Motion Field Integrated Reconstruction Using Deep Learning for MR and PET/MR Respiratory Motion Correction
Since motion is unavoidable in clinical human imaging studies, motion correction in PET and MRI has long been of interest for the liver/lung imaging community. Respiratory motion, the most crucial source of motion in body imaging, affects thoracic organs and the upper/lower abdomen. In MRI, motion can severely blur the images and create artifacts due to incorrect sampling of k-space data in the Fourier domain. In PET imaging, the periodic respiratory motion negatively impacts the detection of small lesions and quantification of PET tracer uptake values. Typically, breath-holding is used in clinical MR scans. However, breath-holding limits spatial coverage and image quality, and it can sometimes be extremely difficult to perform for some patients with comorbidities. In this aspect, free-breathing respiratory motion correction methods are highly desirable. The objective of this dissertation was to develop motion field integrated reconstruction using deep learning to resolve respiratory motion for MRI and PET/MRI.
To correct deformable respiratory motion using free-breathing methods, two key components are needed: 1) respiratory motion detection for imaging data re-binning, 2) deformable motion vector field to correct the motion. Respiratory motion detection and re-binning was proposed to be derived from a self-navigated MR sequence called CAPTURE during free-breathing. Respiratory motion-resolved 4D-MRIs can be re-binned based on the respiratory motion curve and then reconstructed using either a Fourier transform reconstruction for long scans (~5 minutes) or a deep-learning based Phase2Phase reconstruction for short scans (~30 seconds). Subsequently, motion vector fields are derived from those 4D-MRIs and are served as the motion model for respiratory motion correction. The resulting motion vector fields are then used in the proposed motion integrated reconstruction to transform all k-space data to the reference motion state (end-of-expiration) during reconstruction.

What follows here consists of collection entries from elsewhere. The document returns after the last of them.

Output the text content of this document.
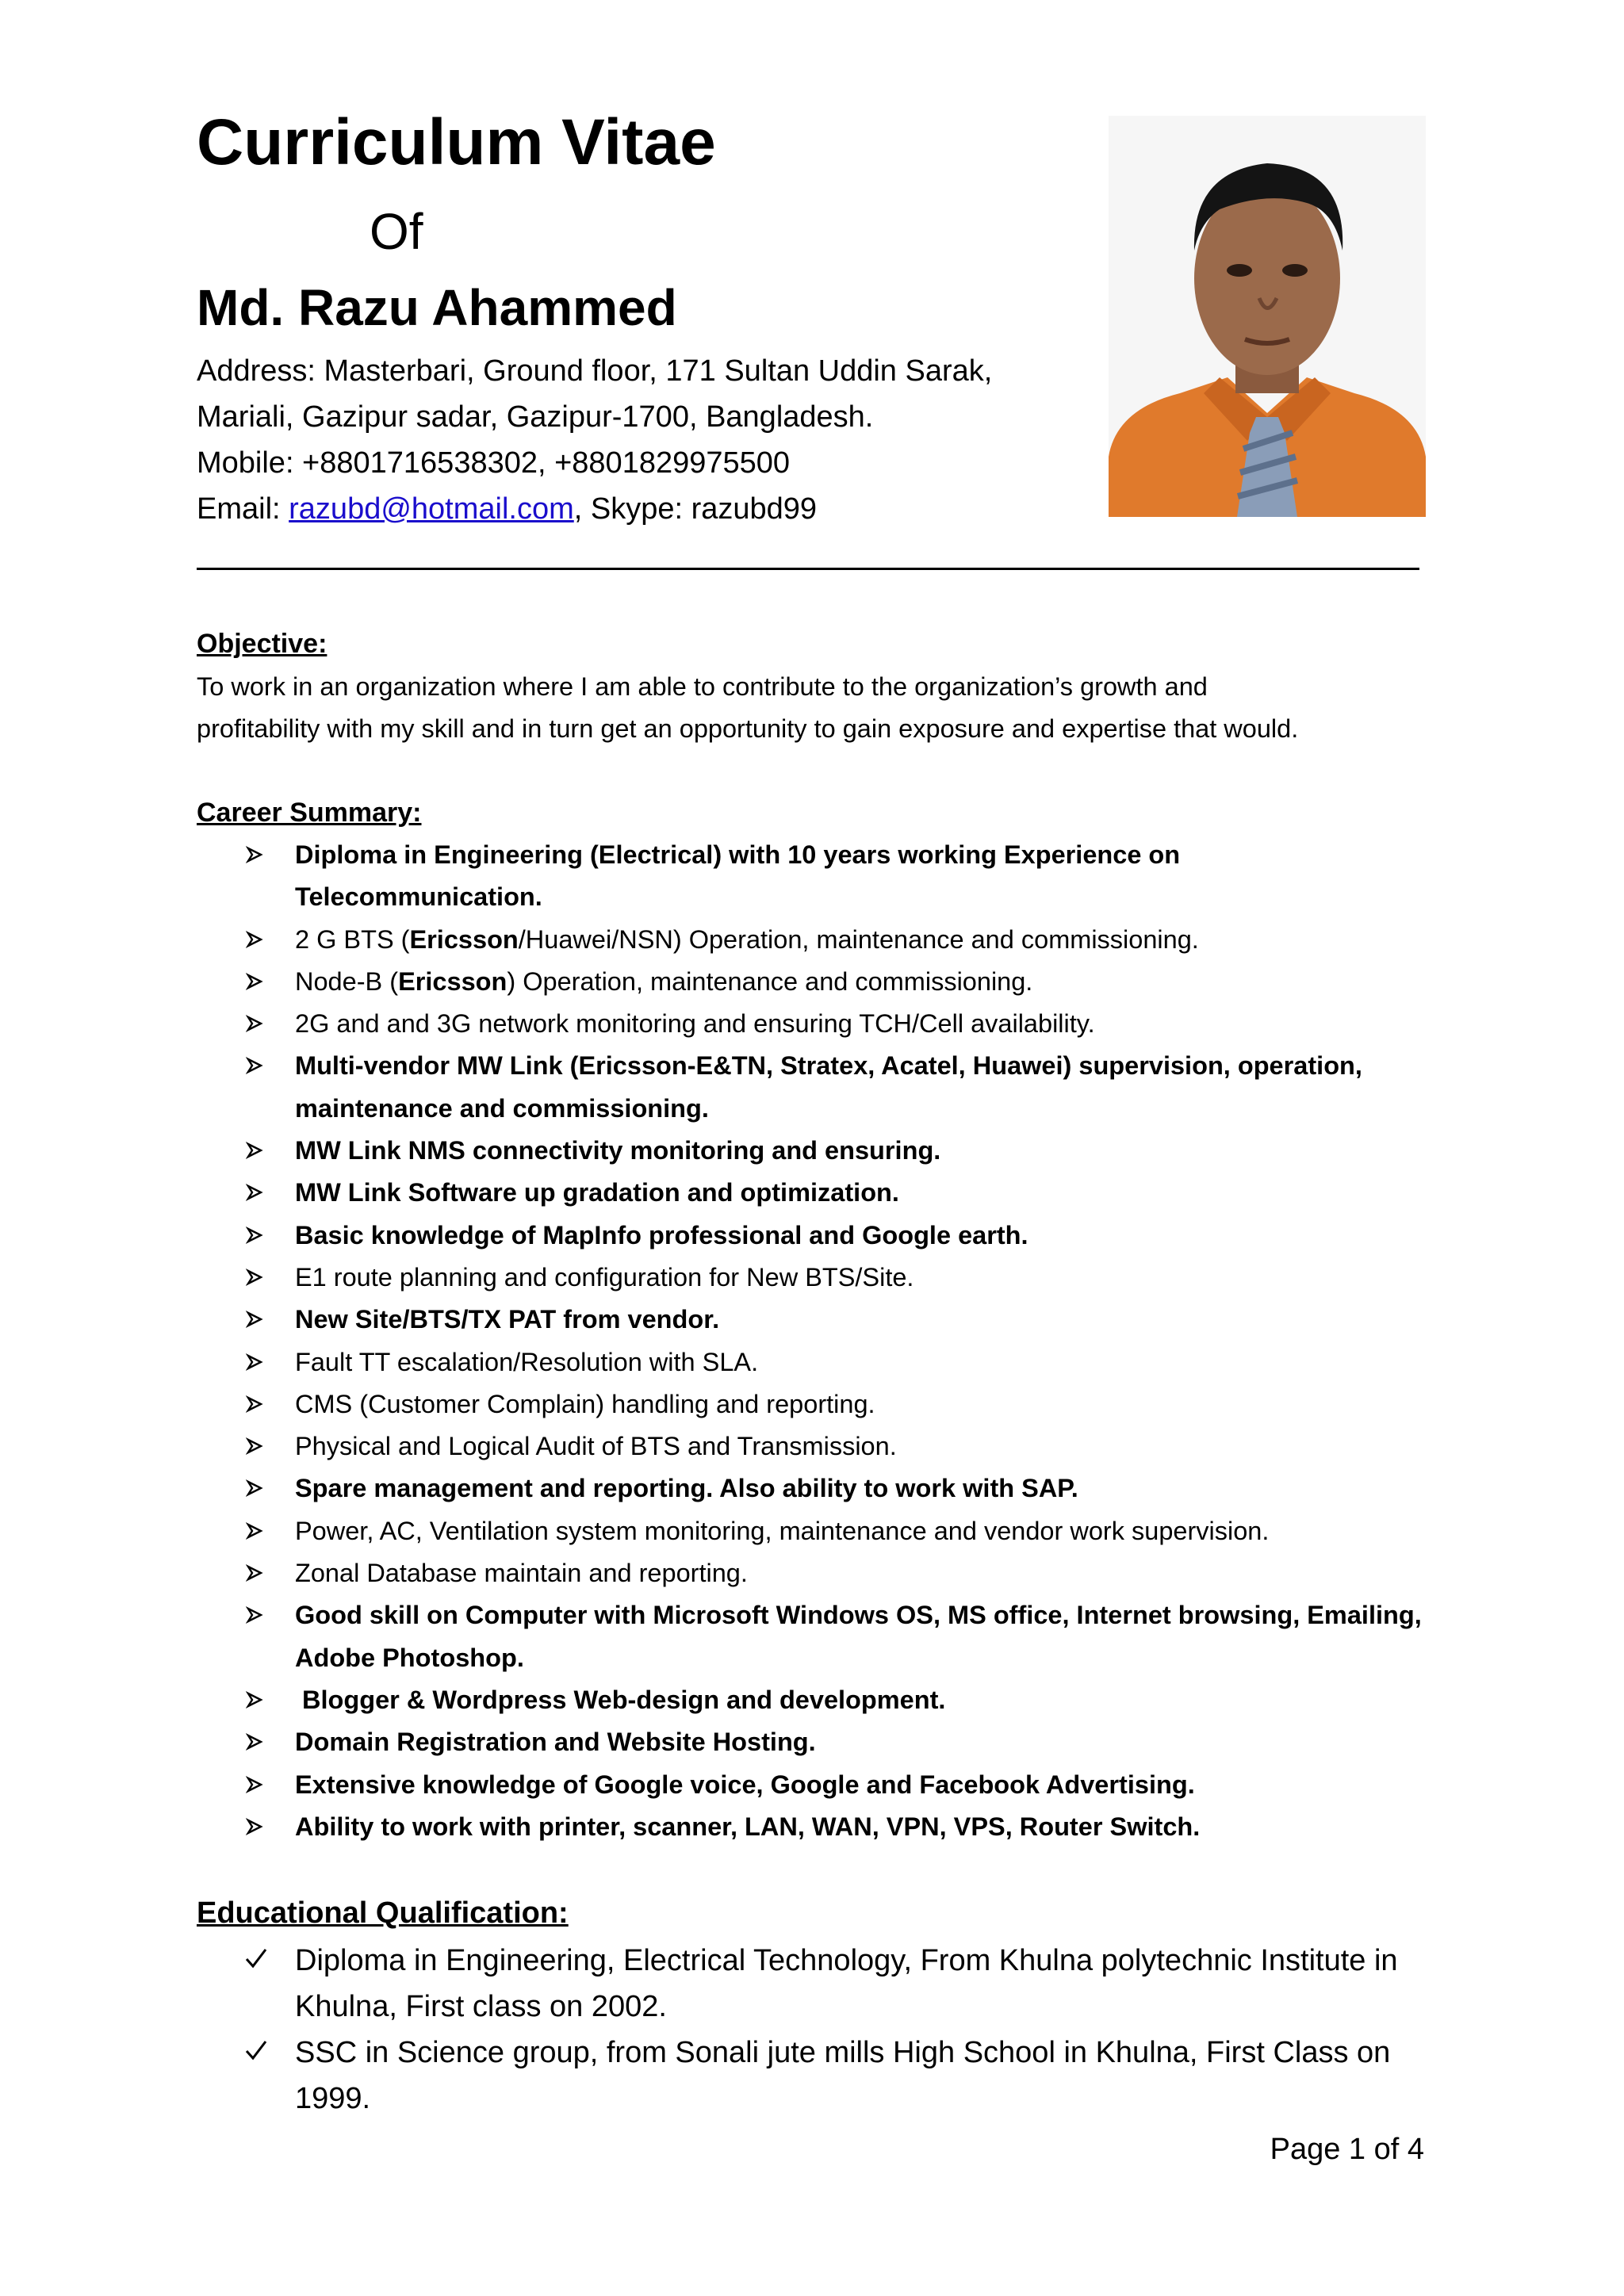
Curriculum Vitae
Of
Md. Razu Ahammed
Address: Masterbari, Ground floor, 171 Sultan Uddin Sarak,
Mariali, Gazipur sadar, Gazipur-1700, Bangladesh.
Mobile: +8801716538302, +8801829975500
Email: razubd@hotmail.com, Skype: razubd99
Objective:
To work in an organization where I am able to contribute to the organization’s growth and
profitability with my skill and in turn get an opportunity to gain exposure and expertise that would.
Career Summary:
Diploma in Engineering (Electrical) with 10 years working Experience on Telecommunication.
2 G BTS (Ericsson/Huawei/NSN) Operation, maintenance and commissioning.
Node-B (Ericsson) Operation, maintenance and commissioning.
2G and and 3G network monitoring and ensuring TCH/Cell availability.
Multi-vendor MW Link (Ericsson-E&TN, Stratex, Acatel, Huawei) supervision, operation, maintenance and commissioning.
MW Link NMS connectivity monitoring and ensuring.
MW Link Software up gradation and optimization.
Basic knowledge of MapInfo professional and Google earth.
E1 route planning and configuration for New BTS/Site.
New Site/BTS/TX PAT from vendor.
Fault TT escalation/Resolution with SLA.
CMS (Customer Complain) handling and reporting.
Physical and Logical Audit of BTS and Transmission.
Spare management and reporting. Also ability to work with SAP.
Power, AC, Ventilation system monitoring, maintenance and vendor work supervision.
Zonal Database maintain and reporting.
Good skill on Computer with Microsoft Windows OS, MS office, Internet browsing, Emailing, Adobe Photoshop.
Blogger & Wordpress Web-design and development.
Domain Registration and Website Hosting.
Extensive knowledge of Google voice, Google and Facebook Advertising.
Ability to work with printer, scanner, LAN, WAN, VPN, VPS, Router Switch.
Educational Qualification:
Diploma in Engineering, Electrical Technology, From Khulna polytechnic Institute in Khulna, First class on 2002.
SSC in Science group, from Sonali jute mills High School in Khulna, First Class on 1999.
Page 1 of 4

First, the proposed respiratory motion correction method was developed for a low-field 0.35 T MRI-guided linear accelerator. Phase2Phase network and motion field reconstruction was tested for 4D-MRI and 3D-MRI respectively using 10% of the nominal acquisition time, while yielding comparable spatial and dynamic motion information of the liver. Second, respiratory motion information derived from the simultaneously acquired MRI motion scan during PET/MRI imaging session was used to re-bin PET list mode data. MR-assisted motion correction using motion compensated image reconstruction was evaluated in both physical motion phantom and patient studies. Motion corrected PET images using either short or long MRI modeling scans exhibited significant improvements in SUVs and lesion volume compared to the motion uncorrected PET images. Lastly, deep-learning prior was proposed as regularization in the motion field integrated reconstruction for continuous free-breathing dynamic contrast-enhanced MRIs. The proposed deep-learning based motion integrated reconstruction demonstrated superb image quality and artifact-freeness from severely undersampled MRI data, which may allow for improved dynamic contrast enhancement quantification and easiness for diagnosis.